Inilah watak asli negara yang menganut demokrasi kapitalisme. Menjadikan pajak sebagai sumber utama penghasilan negara. Dengan berbagai cara, negara akan terus menambah jumlah pajak yang diambil dari rakyat. Bermacam pungutan dibebankan kepada rakyat di tengah kondisi yang berat.
Kekayaan alam yang dianugerahkan dengan begitu tumpah ruah tak mampu dikelola dengan baik untuk kesejahteraan rakyat. Sumber daya alam tersebut malah digadaikan untuk kepentingan perorangan. Atas nama liberalisasi kepemilikan, swasta bisa menguasai harta milik rakyat ini. Bahkan, asing pun bisa leluasa mengambil kekayaan alam negeri ini dengan dalih investasi. Liberalisasi kepemilikan dalam sistem ekonomi kapitalisme memang membolehkan penguasaan asing atas aset-aset negara.
Pajak akhirnya menjadi tumpuan negara untuk membiayai seluruh kegiatannya. Padahal, seharusnya dengan SDA yang melimpah dan dikelola sendiri dengan baik, negara tak perlu memungut pajak dari rakyatnya. Hasil pengelolaan kekayaan alam sudah cukup untuk memenuhi seluruh kebutuhan rakyat.
Sangat berbeda jauh jika diatur dengan kacamata islam. Islam adalah sistem hidup sempurna dalam menyelesaikan persoalan secara tuntas dan mendasar. Termasuk dalam menyelesaikan problem polusi di ibukota. Islam menjadikan negara sebagai rain dan junnah yang akan memudahkan hidup umat.

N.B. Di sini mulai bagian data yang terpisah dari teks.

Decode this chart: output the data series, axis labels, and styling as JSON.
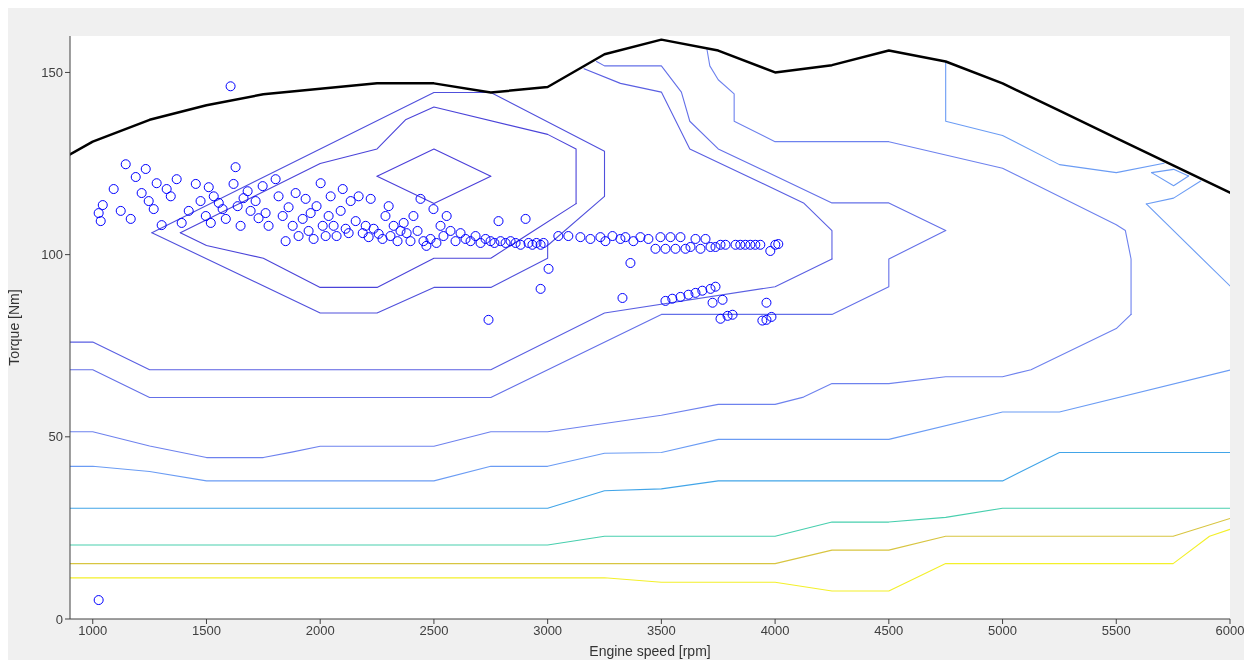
{
  "chart_data": {
    "type": "line",
    "xlabel": "Engine speed [rpm]",
    "ylabel": "Torque [Nm]",
    "xlim": [
      900,
      6000
    ],
    "xticks": [
      1000,
      1500,
      2000,
      2500,
      3000,
      3500,
      4000,
      4500,
      5000,
      5500,
      6000
    ],
    "ylim": [
      0,
      160
    ],
    "yticks": [
      0,
      50,
      100,
      150
    ],
    "marker": "none",
    "line_style": "solid",
    "series": [
      {
        "color": "#4b3fd9",
        "x": [
          2250,
          2500,
          2750
        ],
        "values": [
          121.5,
          129,
          121.5
        ]
      },
      {
        "color": "#4b3fd9",
        "x": [
          2250,
          2500,
          2750
        ],
        "values": [
          121.5,
          114,
          121.5
        ]
      },
      {
        "color": "#4b44d9",
        "x": [
          1385,
          2000,
          2250,
          2375,
          2500,
          3000,
          3125,
          3125
        ],
        "values": [
          106,
          125,
          129,
          137,
          140.5,
          133,
          129,
          114
        ]
      },
      {
        "color": "#4b44d9",
        "x": [
          1385,
          1500,
          1750,
          2000,
          2250,
          2500,
          2750,
          3125
        ],
        "values": [
          106,
          102.5,
          99,
          91,
          91,
          99,
          99,
          114
        ]
      },
      {
        "color": "#5050dc",
        "x": [
          1260,
          2500,
          2750,
          3250,
          3250
        ],
        "values": [
          106,
          144.5,
          144.5,
          128.4,
          116
        ]
      },
      {
        "color": "#5050dc",
        "x": [
          1260,
          2000,
          2250,
          2500,
          2750,
          3000,
          3000,
          3250
        ],
        "values": [
          106,
          84,
          84,
          91,
          91,
          99,
          102.5,
          116
        ]
      },
      {
        "color": "#5a5fe2",
        "x": [
          3160,
          3320,
          3500,
          3625,
          4125,
          4250,
          4250
        ],
        "values": [
          151,
          147,
          144.6,
          129,
          114.2,
          106.6,
          98.8
        ]
      },
      {
        "color": "#5a5fe2",
        "x": [
          900,
          1000,
          1250,
          2750,
          3250,
          4000,
          4250
        ],
        "values": [
          76,
          76,
          68.4,
          68.4,
          84,
          91.2,
          98.8
        ]
      },
      {
        "color": "#6470e8",
        "x": [
          3215,
          3250,
          3500,
          3588,
          3625,
          3750,
          4250,
          4500,
          4750
        ],
        "values": [
          153,
          151.8,
          151.8,
          144.6,
          136.6,
          129,
          114.2,
          114.2,
          106.6
        ]
      },
      {
        "color": "#6470e8",
        "x": [
          900,
          1000,
          1250,
          2750,
          3500,
          4250,
          4500,
          4500,
          4750
        ],
        "values": [
          68.4,
          68.4,
          60.8,
          60.8,
          83.6,
          83.6,
          91.2,
          98.8,
          106.6
        ]
      },
      {
        "color": "#6e82ee",
        "x": [
          3700,
          3713,
          3750,
          3820,
          3820,
          4000,
          4500,
          5000,
          5500,
          5540,
          5565,
          5565
        ],
        "values": [
          156.5,
          151.8,
          148,
          144.1,
          136.6,
          131,
          131,
          123.7,
          108.2,
          106.6,
          98.8,
          83.6
        ]
      },
      {
        "color": "#6e82ee",
        "x": [
          900,
          1000,
          1250,
          1500,
          1750,
          1875,
          2000,
          2500,
          2750,
          3000,
          3500,
          3750,
          4000,
          4125,
          4250,
          4500,
          4750,
          5000,
          5125,
          5500,
          5565
        ],
        "values": [
          51.4,
          51.4,
          47.5,
          44.3,
          44.3,
          45.8,
          47.4,
          47.4,
          51.4,
          51.4,
          55.9,
          58.9,
          58.9,
          60.9,
          64.6,
          64.6,
          66.5,
          66.5,
          68.4,
          79.7,
          83.6
        ]
      },
      {
        "color": "#6b9cf4",
        "x": [
          4750,
          4750,
          5000,
          5250,
          5500,
          5710
        ],
        "values": [
          153,
          136.6,
          132.7,
          124.7,
          122.5,
          125.1
        ]
      },
      {
        "color": "#6b9cf4",
        "x": [
          5655,
          5752,
          5818
        ],
        "values": [
          122.5,
          123.4,
          121.6
        ]
      },
      {
        "color": "#6b9cf4",
        "x": [
          5655,
          5752,
          5818
        ],
        "values": [
          122.5,
          118.9,
          121.6
        ]
      },
      {
        "color": "#6b9cf4",
        "x": [
          5632,
          5752,
          5871
        ],
        "values": [
          113.9,
          115.5,
          120.2
        ]
      },
      {
        "color": "#6b9cf4",
        "x": [
          5632,
          6000
        ],
        "values": [
          113.9,
          91.4
        ]
      },
      {
        "color": "#6b9cf4",
        "x": [
          900,
          1000,
          1250,
          1500,
          2500,
          2750,
          3000,
          3250,
          3500,
          3750,
          4500,
          5000,
          5250,
          6000
        ],
        "values": [
          41.9,
          41.9,
          40.5,
          37.9,
          37.9,
          41.9,
          41.9,
          45.5,
          45.7,
          49.3,
          49.3,
          56.8,
          56.8,
          68.3
        ]
      },
      {
        "color": "#42a5e8",
        "x": [
          900,
          3000,
          3250,
          3500,
          3750,
          5000,
          5250,
          6000
        ],
        "values": [
          30.4,
          30.4,
          35.2,
          35.7,
          37.9,
          37.9,
          45.7,
          45.7
        ]
      },
      {
        "color": "#48cfae",
        "x": [
          900,
          3000,
          3250,
          4000,
          4250,
          4500,
          4750,
          5000,
          6000
        ],
        "values": [
          20.3,
          20.3,
          22.7,
          22.7,
          26.6,
          26.6,
          27.9,
          30.4,
          30.4
        ]
      },
      {
        "color": "#d8c540",
        "x": [
          900,
          4000,
          4250,
          4500,
          4750,
          5750,
          6000
        ],
        "values": [
          15.2,
          15.2,
          18.9,
          18.9,
          22.7,
          22.7,
          27.6
        ]
      },
      {
        "color": "#f3f02a",
        "x": [
          900,
          3250,
          3500,
          4000,
          4250,
          4500,
          4750,
          5750,
          5910,
          6000
        ],
        "values": [
          11.3,
          11.3,
          10.1,
          10.1,
          7.7,
          7.7,
          15.2,
          15.2,
          22.7,
          24.6
        ]
      },
      {
        "color": "#000000",
        "x": [
          900,
          1000,
          1250,
          1500,
          1750,
          2000,
          2250,
          2500,
          2750,
          3000,
          3250,
          3500,
          3750,
          4000,
          4250,
          4500,
          4750,
          5000,
          5250,
          5500,
          5750,
          6000
        ],
        "values": [
          127.5,
          131,
          137,
          141,
          144,
          145.5,
          147,
          147,
          144.5,
          146,
          155,
          159,
          156,
          150,
          152,
          156,
          153,
          147,
          139.5,
          132,
          124.5,
          117
        ]
      },
      {
        "type": "scatter",
        "marker": "circle",
        "color": "#0000ff",
        "x": [
          1026,
          1044,
          1035,
          1092,
          1123,
          1145,
          1167,
          1189,
          1215,
          1233,
          1246,
          1268,
          1281,
          1303,
          1325,
          1343,
          1369,
          1391,
          1422,
          1453,
          1474,
          1497,
          1510,
          1519,
          1532,
          1554,
          1571,
          1585,
          1606,
          1619,
          1628,
          1637,
          1650,
          1663,
          1681,
          1694,
          1716,
          1729,
          1747,
          1760,
          1773,
          1804,
          1817,
          1835,
          1848,
          1861,
          1879,
          1892,
          1905,
          1923,
          1936,
          1949,
          1958,
          1971,
          1984,
          2002,
          2011,
          2024,
          2037,
          2046,
          2059,
          2072,
          2090,
          2099,
          2112,
          2125,
          2134,
          2156,
          2169,
          2187,
          2200,
          2213,
          2222,
          2235,
          2257,
          2274,
          2287,
          2301,
          2309,
          2323,
          2340,
          2353,
          2367,
          2380,
          2397,
          2410,
          2428,
          2441,
          2454,
          2467,
          2485,
          2498,
          2511,
          2529,
          2542,
          2556,
          2573,
          2595,
          2617,
          2639,
          2661,
          2683,
          2705,
          2727,
          2749,
          2766,
          2784,
          2793,
          2815,
          2837,
          2859,
          2881,
          2903,
          2916,
          2933,
          2951,
          2969,
          2982,
          2969,
          3004,
          2740,
          3047,
          3091,
          3144,
          3188,
          3232,
          3254,
          3285,
          3320,
          3342,
          3377,
          3408,
          3443,
          3474,
          3496,
          3518,
          3540,
          3562,
          3584,
          3606,
          3628,
          3650,
          3672,
          3694,
          3716,
          3738,
          3760,
          3782,
          3826,
          3847,
          3869,
          3891,
          3913,
          3935,
          3979,
          4001,
          4014,
          3518,
          3548,
          3584,
          3619,
          3650,
          3680,
          3716,
          3738,
          3725,
          3769,
          3760,
          3791,
          3813,
          3962,
          3944,
          3962,
          3984,
          3329,
          3364,
          1026
        ],
        "values": [
          111.4,
          113.6,
          109.2,
          118,
          112,
          124.8,
          109.8,
          121.3,
          116.9,
          123.5,
          114.7,
          112.5,
          119.6,
          108.1,
          118,
          116,
          120.7,
          108.7,
          112,
          119.4,
          114.7,
          110.6,
          118.5,
          108.7,
          116,
          114.2,
          112.5,
          109.8,
          146.2,
          119.4,
          124,
          113.3,
          107.9,
          115.5,
          117.4,
          112,
          114.7,
          110,
          118.8,
          111.4,
          107.9,
          120.7,
          116,
          110.6,
          103.7,
          113,
          107.9,
          116.9,
          105.1,
          109.8,
          115.3,
          106.5,
          111.4,
          104.3,
          113.3,
          119.6,
          107.9,
          105.1,
          110.6,
          116,
          107.9,
          105.1,
          112,
          118,
          107.1,
          105.9,
          114.7,
          109.2,
          116,
          105.9,
          107.9,
          104.8,
          115.3,
          107.1,
          105.7,
          104.3,
          110.6,
          113.3,
          105.1,
          107.9,
          103.7,
          106.5,
          108.7,
          105.9,
          103.7,
          110.6,
          106.5,
          115.3,
          103.7,
          102.4,
          104.3,
          112.5,
          103.2,
          107.9,
          105.1,
          110.6,
          106.5,
          103.7,
          105.9,
          104.3,
          103.7,
          105.1,
          103.2,
          104.3,
          103.7,
          103.2,
          109.2,
          103.7,
          103.2,
          103.7,
          103.2,
          102.7,
          109.8,
          103.2,
          102.7,
          103.2,
          102.7,
          103.2,
          90.6,
          96.1,
          82.1,
          105.1,
          105.1,
          104.8,
          104.3,
          104.8,
          103.7,
          105.1,
          104.3,
          104.8,
          103.7,
          104.8,
          104.3,
          101.6,
          104.8,
          101.6,
          104.8,
          101.6,
          104.8,
          101.6,
          102.1,
          104.3,
          101.6,
          104.3,
          102.1,
          102.1,
          102.7,
          102.7,
          102.7,
          102.7,
          102.7,
          102.7,
          102.7,
          102.7,
          101,
          102.7,
          102.9,
          87.3,
          87.9,
          88.4,
          89,
          89.5,
          90.1,
          90.6,
          91.2,
          86.8,
          87.6,
          82.4,
          83.2,
          83.5,
          86.8,
          81.9,
          82.1,
          82.9,
          88.1,
          97.7,
          5.2
        ]
      }
    ]
  }
}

Jika dalam kapitalisme, pajak dijadikan sebagai sumber utama pendapatan negara. Berbeda dengan Islam di mana Anggaran Pendapatan Negara tersimpan dalam Baitul Mal yang mendapat pemasukan dari fai’ (anfal, ghanimah, khumus), jizyah, kharaj, usyur. Juga hasil pengelolaan dari harta milik umum yang memiliki deposit yang besar (seperti tambang).
Negara boleh menarik pajak kepada kaum muslim sampai dalam kondisi kas negara benar-benar kosong, dengan syarat penarikan hanya kepada kaum muslim saja, tidak dari kaum non-muslim dan diambil dari muslim yang kelebihan harta (kaya).
Begitulah kedudukan pajak dalam pengaturan Islam, tidak diperuntukkan untuk pertumbuhan ekonomi tapi karena ada kondisi tertentu. Negara tidak lagi menjadi pemalak tapi sebagai pengatur urusan umat. Sungguh luar biasa ketika Islam diterapkan.